Manufacturing locally to minimize operational costs is one of the key business tactics used by manufacturers in the global oil and gas refining industry industry to benefit clients and increase the market sector. In recent years, the oil and gas refining industry industry has offered some of the most significant advantages to medicine. Major players in the oil and gas refining industry market are attempting to increase market demand by investing in research and development operations includes CHINA NATIONAL PETROLEUM CORPORATION, INDIAN OIL CORPORATION LIMITED, EXXONMOBIL CORPORATION, CHEVRON CORPORATION, HINDUSTAN PETROLEUM CORPORATION LIMITED, PJSC LUKOIL OIL COMPANY, PETROLEOS DE VENEZUELA, S.A., RELIANCE INDUSTRIES LIMITED, MARATHON PETROLEUM CORPORATION, BP PLC, BHARAT PETROLEUM CORPORATION LIMITED, and ROYAL DUTCH SHELL PLC.
The integrated oil and gas business Exxon Mobil Corp. (ExxonMobil) finds, explores for, develops, and produces natural gas, crude oil, and natural gas liquids.
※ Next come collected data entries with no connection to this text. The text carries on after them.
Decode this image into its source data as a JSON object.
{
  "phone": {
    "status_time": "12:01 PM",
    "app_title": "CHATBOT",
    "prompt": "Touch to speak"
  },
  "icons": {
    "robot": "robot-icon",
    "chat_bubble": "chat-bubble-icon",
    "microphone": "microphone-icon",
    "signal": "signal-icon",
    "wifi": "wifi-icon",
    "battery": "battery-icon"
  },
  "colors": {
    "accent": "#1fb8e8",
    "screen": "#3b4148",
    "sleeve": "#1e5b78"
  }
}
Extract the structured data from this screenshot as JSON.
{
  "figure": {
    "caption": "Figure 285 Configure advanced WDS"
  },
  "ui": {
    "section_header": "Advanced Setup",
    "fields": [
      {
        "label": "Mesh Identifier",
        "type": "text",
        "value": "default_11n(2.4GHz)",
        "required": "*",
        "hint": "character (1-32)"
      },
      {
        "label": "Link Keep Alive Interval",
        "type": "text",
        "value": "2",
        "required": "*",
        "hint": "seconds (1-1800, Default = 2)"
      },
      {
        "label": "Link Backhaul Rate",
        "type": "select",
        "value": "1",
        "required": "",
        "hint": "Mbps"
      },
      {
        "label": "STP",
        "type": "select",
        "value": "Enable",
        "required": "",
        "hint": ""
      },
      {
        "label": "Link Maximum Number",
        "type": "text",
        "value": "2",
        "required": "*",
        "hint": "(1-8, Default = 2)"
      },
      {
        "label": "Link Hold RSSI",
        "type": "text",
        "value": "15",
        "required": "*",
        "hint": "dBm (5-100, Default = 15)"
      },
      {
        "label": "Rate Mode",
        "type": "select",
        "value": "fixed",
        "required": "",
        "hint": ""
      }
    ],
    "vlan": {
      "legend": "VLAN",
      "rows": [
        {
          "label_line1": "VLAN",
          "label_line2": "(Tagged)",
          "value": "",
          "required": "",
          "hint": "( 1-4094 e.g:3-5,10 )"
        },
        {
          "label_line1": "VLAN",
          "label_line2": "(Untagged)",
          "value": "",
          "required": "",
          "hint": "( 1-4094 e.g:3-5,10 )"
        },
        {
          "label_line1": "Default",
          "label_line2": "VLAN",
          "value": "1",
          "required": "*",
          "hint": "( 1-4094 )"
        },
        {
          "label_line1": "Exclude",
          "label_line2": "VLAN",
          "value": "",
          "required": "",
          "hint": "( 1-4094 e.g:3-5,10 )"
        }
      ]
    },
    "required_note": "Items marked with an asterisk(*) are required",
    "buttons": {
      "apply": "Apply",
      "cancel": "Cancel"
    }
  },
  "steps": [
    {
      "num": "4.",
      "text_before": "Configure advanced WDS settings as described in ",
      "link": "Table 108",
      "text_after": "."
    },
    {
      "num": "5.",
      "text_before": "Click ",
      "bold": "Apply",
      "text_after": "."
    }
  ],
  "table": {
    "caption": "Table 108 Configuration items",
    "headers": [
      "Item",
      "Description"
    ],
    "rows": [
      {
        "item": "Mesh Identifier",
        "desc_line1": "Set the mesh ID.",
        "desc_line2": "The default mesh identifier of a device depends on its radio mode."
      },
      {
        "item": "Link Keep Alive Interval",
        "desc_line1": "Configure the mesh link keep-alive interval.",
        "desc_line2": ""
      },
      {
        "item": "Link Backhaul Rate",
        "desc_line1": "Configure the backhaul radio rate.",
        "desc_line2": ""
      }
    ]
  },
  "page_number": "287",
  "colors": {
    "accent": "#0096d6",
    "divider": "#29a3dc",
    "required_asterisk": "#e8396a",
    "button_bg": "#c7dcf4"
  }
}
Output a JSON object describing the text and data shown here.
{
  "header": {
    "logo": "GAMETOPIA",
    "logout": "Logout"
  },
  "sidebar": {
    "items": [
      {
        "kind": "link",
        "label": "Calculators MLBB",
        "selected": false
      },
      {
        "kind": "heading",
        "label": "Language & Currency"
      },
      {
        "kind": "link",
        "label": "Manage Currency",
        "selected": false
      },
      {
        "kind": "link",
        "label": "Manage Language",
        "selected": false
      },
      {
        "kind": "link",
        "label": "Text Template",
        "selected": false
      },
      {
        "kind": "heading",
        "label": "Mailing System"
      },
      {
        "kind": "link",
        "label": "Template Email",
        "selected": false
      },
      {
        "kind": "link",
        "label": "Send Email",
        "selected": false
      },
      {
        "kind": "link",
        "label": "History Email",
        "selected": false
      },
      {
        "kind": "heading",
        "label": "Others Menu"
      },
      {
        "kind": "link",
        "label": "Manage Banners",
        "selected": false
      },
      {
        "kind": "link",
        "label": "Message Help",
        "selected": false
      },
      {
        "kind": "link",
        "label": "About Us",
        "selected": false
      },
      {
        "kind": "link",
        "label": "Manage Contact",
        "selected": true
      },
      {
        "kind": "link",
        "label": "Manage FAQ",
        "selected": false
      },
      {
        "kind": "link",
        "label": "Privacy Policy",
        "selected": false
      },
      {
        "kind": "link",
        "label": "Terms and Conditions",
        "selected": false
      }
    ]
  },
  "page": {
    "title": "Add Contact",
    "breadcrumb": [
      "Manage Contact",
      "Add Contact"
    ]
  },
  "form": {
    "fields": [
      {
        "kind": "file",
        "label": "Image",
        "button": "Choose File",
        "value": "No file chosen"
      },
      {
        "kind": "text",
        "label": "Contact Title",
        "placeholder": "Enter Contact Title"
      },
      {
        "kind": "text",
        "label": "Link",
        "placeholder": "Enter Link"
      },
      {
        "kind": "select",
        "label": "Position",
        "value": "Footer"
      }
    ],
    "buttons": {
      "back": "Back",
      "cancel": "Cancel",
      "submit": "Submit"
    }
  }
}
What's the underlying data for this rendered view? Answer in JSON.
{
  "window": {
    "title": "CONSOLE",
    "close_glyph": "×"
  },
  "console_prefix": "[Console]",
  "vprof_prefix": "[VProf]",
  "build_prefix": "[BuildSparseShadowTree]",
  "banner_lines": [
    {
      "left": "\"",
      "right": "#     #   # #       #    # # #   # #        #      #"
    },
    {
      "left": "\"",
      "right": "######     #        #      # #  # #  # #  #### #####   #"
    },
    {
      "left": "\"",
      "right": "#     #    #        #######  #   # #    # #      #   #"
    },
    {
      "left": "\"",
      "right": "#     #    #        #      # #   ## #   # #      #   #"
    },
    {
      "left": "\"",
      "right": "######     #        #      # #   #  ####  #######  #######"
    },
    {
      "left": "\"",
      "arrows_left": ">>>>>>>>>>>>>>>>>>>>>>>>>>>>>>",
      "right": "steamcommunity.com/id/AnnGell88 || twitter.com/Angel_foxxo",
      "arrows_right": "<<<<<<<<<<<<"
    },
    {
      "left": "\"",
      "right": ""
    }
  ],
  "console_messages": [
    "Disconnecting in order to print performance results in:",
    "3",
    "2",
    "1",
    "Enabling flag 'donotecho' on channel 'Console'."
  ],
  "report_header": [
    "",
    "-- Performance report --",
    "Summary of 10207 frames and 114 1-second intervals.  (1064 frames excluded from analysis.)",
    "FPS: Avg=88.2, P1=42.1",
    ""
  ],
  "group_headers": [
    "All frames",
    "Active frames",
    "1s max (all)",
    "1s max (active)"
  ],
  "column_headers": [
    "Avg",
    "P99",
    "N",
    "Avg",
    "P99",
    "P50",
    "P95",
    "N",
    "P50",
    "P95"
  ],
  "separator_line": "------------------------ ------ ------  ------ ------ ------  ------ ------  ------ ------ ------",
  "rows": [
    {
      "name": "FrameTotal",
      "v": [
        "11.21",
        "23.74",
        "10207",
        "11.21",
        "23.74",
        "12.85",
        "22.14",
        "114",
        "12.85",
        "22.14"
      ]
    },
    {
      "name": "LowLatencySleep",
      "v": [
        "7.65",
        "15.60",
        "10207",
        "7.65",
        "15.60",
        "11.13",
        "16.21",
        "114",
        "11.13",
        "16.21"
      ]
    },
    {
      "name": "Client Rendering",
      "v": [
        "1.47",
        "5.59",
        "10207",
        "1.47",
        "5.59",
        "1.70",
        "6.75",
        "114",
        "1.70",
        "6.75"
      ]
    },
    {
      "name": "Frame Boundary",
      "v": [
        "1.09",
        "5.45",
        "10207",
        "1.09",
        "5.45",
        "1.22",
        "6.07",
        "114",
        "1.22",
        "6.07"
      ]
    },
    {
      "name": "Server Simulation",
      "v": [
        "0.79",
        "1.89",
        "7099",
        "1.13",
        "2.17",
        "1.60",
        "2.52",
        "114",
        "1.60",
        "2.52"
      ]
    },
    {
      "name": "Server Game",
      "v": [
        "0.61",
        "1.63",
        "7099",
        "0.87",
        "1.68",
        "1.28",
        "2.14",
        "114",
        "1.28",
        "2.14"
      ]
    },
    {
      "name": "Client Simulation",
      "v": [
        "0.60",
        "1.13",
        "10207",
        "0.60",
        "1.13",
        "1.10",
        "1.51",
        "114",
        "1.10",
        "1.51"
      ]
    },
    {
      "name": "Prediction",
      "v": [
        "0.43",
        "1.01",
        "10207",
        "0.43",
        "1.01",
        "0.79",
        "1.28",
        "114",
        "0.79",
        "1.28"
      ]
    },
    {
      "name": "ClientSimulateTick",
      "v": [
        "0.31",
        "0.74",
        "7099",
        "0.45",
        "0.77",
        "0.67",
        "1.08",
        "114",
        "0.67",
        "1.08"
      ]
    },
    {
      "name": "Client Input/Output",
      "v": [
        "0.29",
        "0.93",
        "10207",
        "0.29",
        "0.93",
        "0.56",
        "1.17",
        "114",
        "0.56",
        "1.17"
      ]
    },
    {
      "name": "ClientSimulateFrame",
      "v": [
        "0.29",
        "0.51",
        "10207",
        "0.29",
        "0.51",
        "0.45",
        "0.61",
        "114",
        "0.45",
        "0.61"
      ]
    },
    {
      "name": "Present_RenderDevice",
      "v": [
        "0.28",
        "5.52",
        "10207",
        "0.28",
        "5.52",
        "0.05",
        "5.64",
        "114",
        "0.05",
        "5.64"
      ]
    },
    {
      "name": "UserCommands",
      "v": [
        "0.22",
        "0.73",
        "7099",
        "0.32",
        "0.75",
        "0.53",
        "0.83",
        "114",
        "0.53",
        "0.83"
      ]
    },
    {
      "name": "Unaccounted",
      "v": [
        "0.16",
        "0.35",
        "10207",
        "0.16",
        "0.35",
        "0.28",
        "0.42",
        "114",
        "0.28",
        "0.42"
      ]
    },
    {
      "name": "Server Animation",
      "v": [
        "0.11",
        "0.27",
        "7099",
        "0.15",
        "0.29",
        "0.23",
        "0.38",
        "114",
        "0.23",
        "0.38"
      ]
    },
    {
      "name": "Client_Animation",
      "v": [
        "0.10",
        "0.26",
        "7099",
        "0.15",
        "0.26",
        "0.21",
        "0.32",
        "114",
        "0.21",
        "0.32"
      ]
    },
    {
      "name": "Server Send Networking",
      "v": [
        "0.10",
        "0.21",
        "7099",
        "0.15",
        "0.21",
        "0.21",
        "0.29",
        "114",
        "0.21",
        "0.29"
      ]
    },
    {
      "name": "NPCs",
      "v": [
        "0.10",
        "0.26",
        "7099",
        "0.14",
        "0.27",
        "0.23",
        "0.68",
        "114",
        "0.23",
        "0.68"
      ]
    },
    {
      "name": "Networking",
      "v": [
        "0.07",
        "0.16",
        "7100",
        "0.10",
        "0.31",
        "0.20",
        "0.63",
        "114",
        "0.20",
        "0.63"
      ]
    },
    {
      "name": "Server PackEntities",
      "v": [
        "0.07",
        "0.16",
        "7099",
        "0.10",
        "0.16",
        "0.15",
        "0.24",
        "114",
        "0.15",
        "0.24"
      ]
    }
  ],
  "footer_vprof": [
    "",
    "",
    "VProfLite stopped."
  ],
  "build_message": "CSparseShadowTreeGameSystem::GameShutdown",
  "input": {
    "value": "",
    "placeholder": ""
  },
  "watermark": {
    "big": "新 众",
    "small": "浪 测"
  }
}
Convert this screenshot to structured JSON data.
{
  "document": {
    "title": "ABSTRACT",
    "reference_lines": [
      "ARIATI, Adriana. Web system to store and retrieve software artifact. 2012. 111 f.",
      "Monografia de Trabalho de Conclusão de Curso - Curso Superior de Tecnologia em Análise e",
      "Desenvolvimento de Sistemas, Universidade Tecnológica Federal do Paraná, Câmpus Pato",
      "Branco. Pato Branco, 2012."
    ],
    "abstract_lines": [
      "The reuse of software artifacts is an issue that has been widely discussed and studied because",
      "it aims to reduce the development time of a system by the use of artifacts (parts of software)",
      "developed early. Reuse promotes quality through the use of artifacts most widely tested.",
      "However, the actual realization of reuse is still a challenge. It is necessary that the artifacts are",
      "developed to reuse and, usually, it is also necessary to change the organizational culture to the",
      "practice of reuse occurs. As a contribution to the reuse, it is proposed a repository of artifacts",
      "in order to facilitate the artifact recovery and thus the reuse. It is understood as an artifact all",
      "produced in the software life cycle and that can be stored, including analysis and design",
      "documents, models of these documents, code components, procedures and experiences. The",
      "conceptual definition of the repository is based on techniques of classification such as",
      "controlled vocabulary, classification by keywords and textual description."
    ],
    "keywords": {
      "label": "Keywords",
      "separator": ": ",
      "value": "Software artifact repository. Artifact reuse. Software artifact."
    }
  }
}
It produces, transports, trades, and sells petroleum products; refines crude oil; and makes lube base stocks and finished lubricants. In addition, ExxonMobil produces and sells a broad range of specialist goods in addition to commodity petrochemicals such as aromatics, olefins, and polyethylene and polypropylene plastics. It is run by a network of distribution hubs, industrial facilities, and transit networks.
The integrated oil and gas firm is called Bharat Petroleum Corp Ltd (BPCL). In addition to producing natural gas and oil, it also refines crude oil and markets and distributes petroleum products. The business prioritizes green energy as well. Light distillates, middle distillates, and various oil products are produced by it. Via a network of retailers, dealers, and distributors, BPCL markets its goods. Additionally, the business supplies gasoline to both domestic and foreign airlines. In India, it has refineries in Madhya Pradesh, Kerala, Assam, and Maharashtra. Mumbai, Maharashtra, India is home to BPCL's headquarters.
May 2023: The Russian oil behemoth, Rosneft, declared that it would be working with state-owned refiners in India to build a new refinery. This choice was made in response to the Indian government-run refiners' modification of the proposed USD 44 billion refinery project on the country's western coast.